The Democrats, at least on the face of it, have learnt the lesson. They’re listening now too.
Yellen’s statement here is that we now see the pain that was caused by neglecting America’s workers and neglecting those left behind by new trade orders.
And it’s time to do something about it.
Now, politicians’ promises normally aren’t worth the paper they’re written on, but when it comes to Janet Yellen, they’re actually written on about $5 trillion worth of new paper.
Fiscal spending is literally off the charts. It makes the response to the GFC look like a drop in the bucket.
Covid has given them the excuse they needed to open up the wallets and spend, but now they’re saying that it’s no longer good enough to just get the economy ‘back on track’ and back to ‘normal’.
There’s a new world to be build.
There’s a new world that that doesn’t destroy the environment. One that doesn’t leave working people behind. One that doesn’t see America retreating into isolationism.

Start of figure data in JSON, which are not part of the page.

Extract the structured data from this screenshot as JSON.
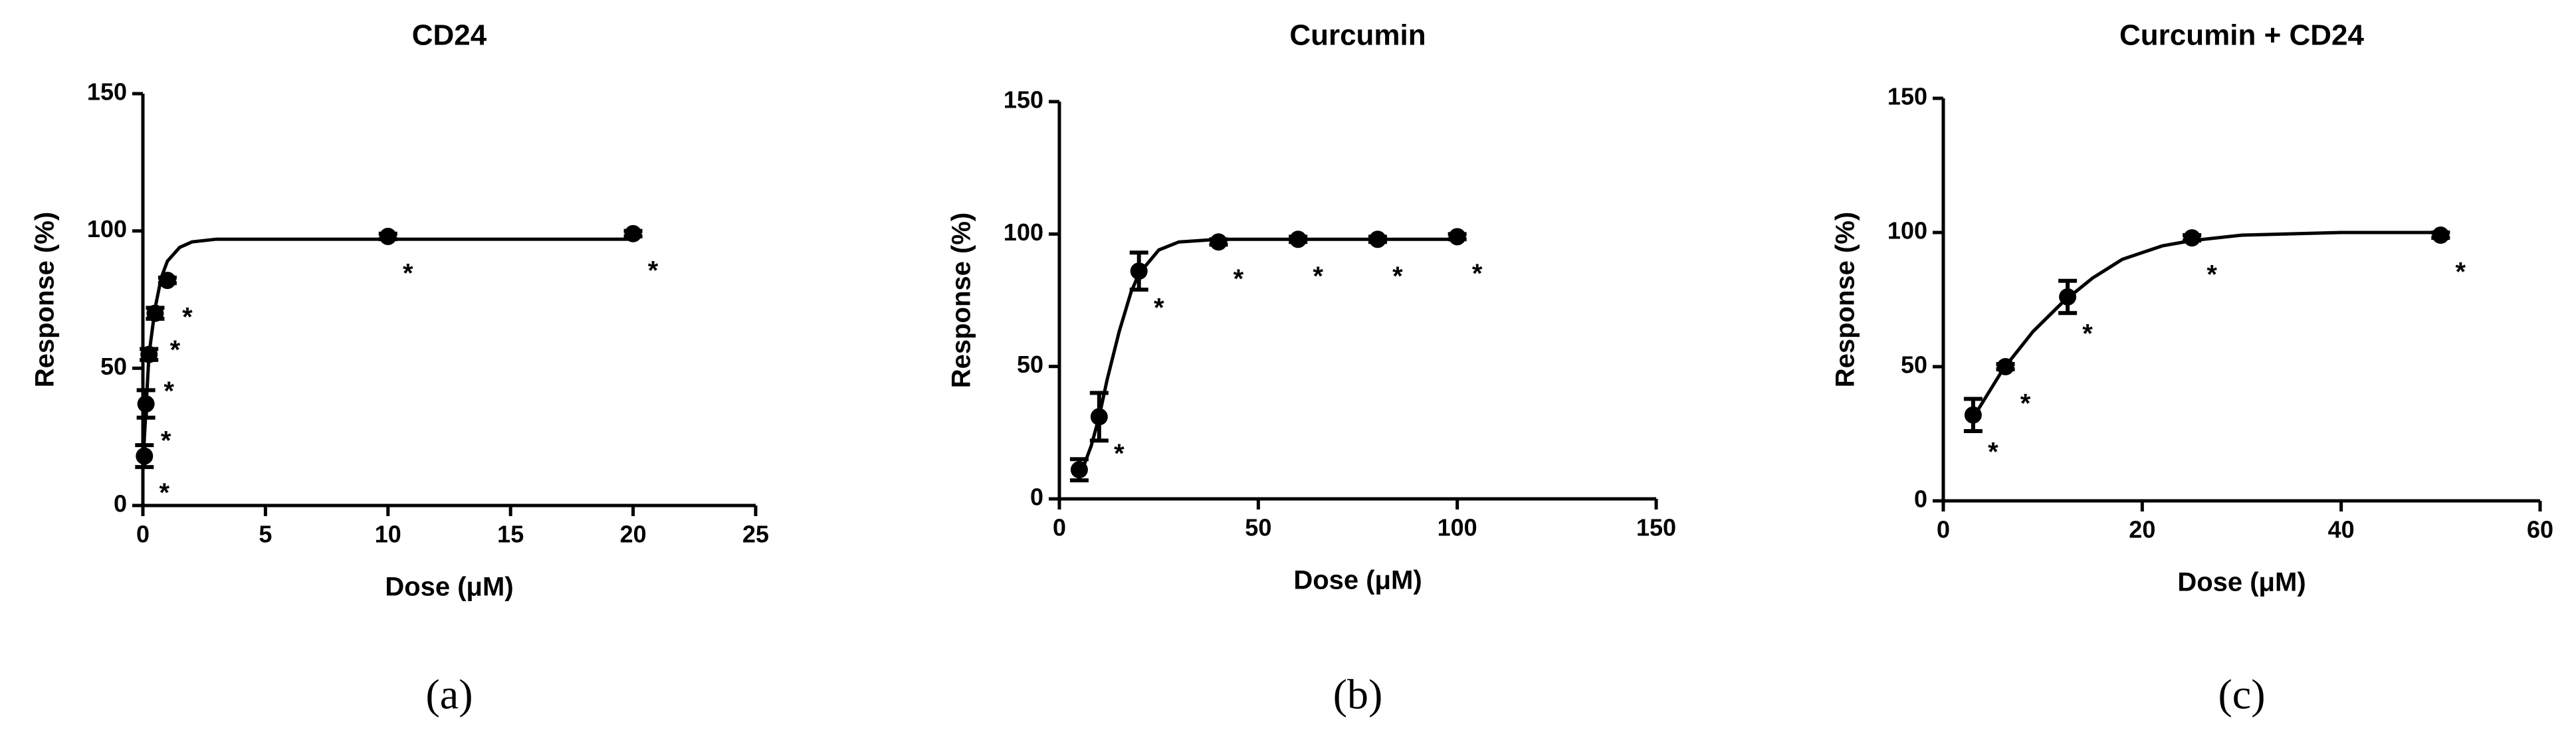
{
  "chart_data": [
    {
      "type": "scatter",
      "title": "CD24",
      "x_label": "Dose (μM)",
      "y_label": "Response (%)",
      "panel_label": "(a)",
      "x": [
        0.0625,
        0.125,
        0.25,
        0.5,
        1,
        10,
        20
      ],
      "values": [
        18,
        37,
        55,
        70,
        82,
        98,
        99
      ],
      "errors": [
        4,
        5,
        2,
        2,
        1,
        1,
        1
      ],
      "point_labels": [
        "*",
        "*",
        "*",
        "*",
        "*",
        "*",
        "*"
      ],
      "curve": {
        "x": [
          0,
          0.25,
          0.5,
          0.75,
          1,
          1.5,
          2,
          3,
          5,
          10,
          20
        ],
        "y": [
          15,
          55,
          72,
          83,
          89,
          94,
          96,
          97,
          97,
          97,
          97
        ]
      },
      "xlim": [
        0,
        25
      ],
      "xticks": [
        0,
        5,
        10,
        15,
        20,
        25
      ],
      "ylim": [
        0,
        150
      ],
      "yticks": [
        0,
        50,
        100,
        150
      ],
      "color": "#000000"
    },
    {
      "type": "scatter",
      "title": "Curcumin",
      "x_label": "Dose (μM)",
      "y_label": "Response (%)",
      "panel_label": "(b)",
      "x": [
        5,
        10,
        20,
        40,
        60,
        80,
        100
      ],
      "values": [
        11,
        31,
        86,
        97,
        98,
        98,
        99
      ],
      "errors": [
        4,
        9,
        7,
        1,
        1,
        1,
        1
      ],
      "point_labels": [
        null,
        "*",
        "*",
        "*",
        "*",
        "*",
        "*"
      ],
      "curve": {
        "x": [
          5,
          8,
          10,
          12,
          15,
          18,
          20,
          25,
          30,
          40,
          60,
          100
        ],
        "y": [
          8,
          20,
          31,
          45,
          63,
          78,
          85,
          94,
          97,
          98,
          98,
          98
        ]
      },
      "xlim": [
        0,
        150
      ],
      "xticks": [
        0,
        50,
        100,
        150
      ],
      "ylim": [
        0,
        150
      ],
      "yticks": [
        0,
        50,
        100,
        150
      ],
      "color": "#000000"
    },
    {
      "type": "scatter",
      "title": "Curcumin + CD24",
      "x_label": "Dose (μM)",
      "y_label": "Response (%)",
      "panel_label": "(c)",
      "x": [
        3,
        6.25,
        12.5,
        25,
        50
      ],
      "values": [
        32,
        50,
        76,
        98,
        99
      ],
      "errors": [
        6,
        1,
        6,
        1,
        1
      ],
      "point_labels": [
        "*",
        "*",
        "*",
        "*",
        "*"
      ],
      "curve": {
        "x": [
          3,
          6,
          9,
          12,
          15,
          18,
          22,
          25,
          30,
          40,
          50
        ],
        "y": [
          31,
          49,
          63,
          74,
          83,
          90,
          95,
          97,
          99,
          100,
          100
        ]
      },
      "xlim": [
        0,
        60
      ],
      "xticks": [
        0,
        20,
        40,
        60
      ],
      "ylim": [
        0,
        150
      ],
      "yticks": [
        0,
        50,
        100,
        150
      ],
      "color": "#000000"
    }
  ]
}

There’s a new world to be built, and it’s going to cost a lot of money.
But Yellen’s got the money.
And she’s not afraid to use it.
This is nation-building stuff. Suddenly, and ironically, it’s the 1950s again, when the entire world had to be rebuilt out of the rubble of World War II.
And what followed then was a generational economic boom.
This is history repeating. This is America saying that we found the money to remake the economy in 1950. We can find it again now.
Let the generational boom begin.
If this doesn’t get you excited, you’re missing the point.
JG
V says
“be off fighting for the rights of gay pandas in Tibet”
This is what I would also think or say inside my house, but I would not say this in public, as it offends several groups of people (and one group of animals).
Ruth says
Jon I could not disagree more. The reckless creation of money by the US will weaken its currency. US enemies are already making moves to replace it as the international currency. Look at Japan’s debt to GDP. There is only good reason to go into debt, and that is to create something of more value than what has been spent. It is about productivity. This money will be wasted. CO2 is .04% of the atmosphere, is emitted by the earth itself and is not a poison. It is part of the exchange between animal and plant life. More likely, this is a dollar grab from stretched taxpayers to redistrubute wealth (globally) so there is no middle class. As for Aus, I see no point handicapping our own small business with higher power costs while we send coal to other countries.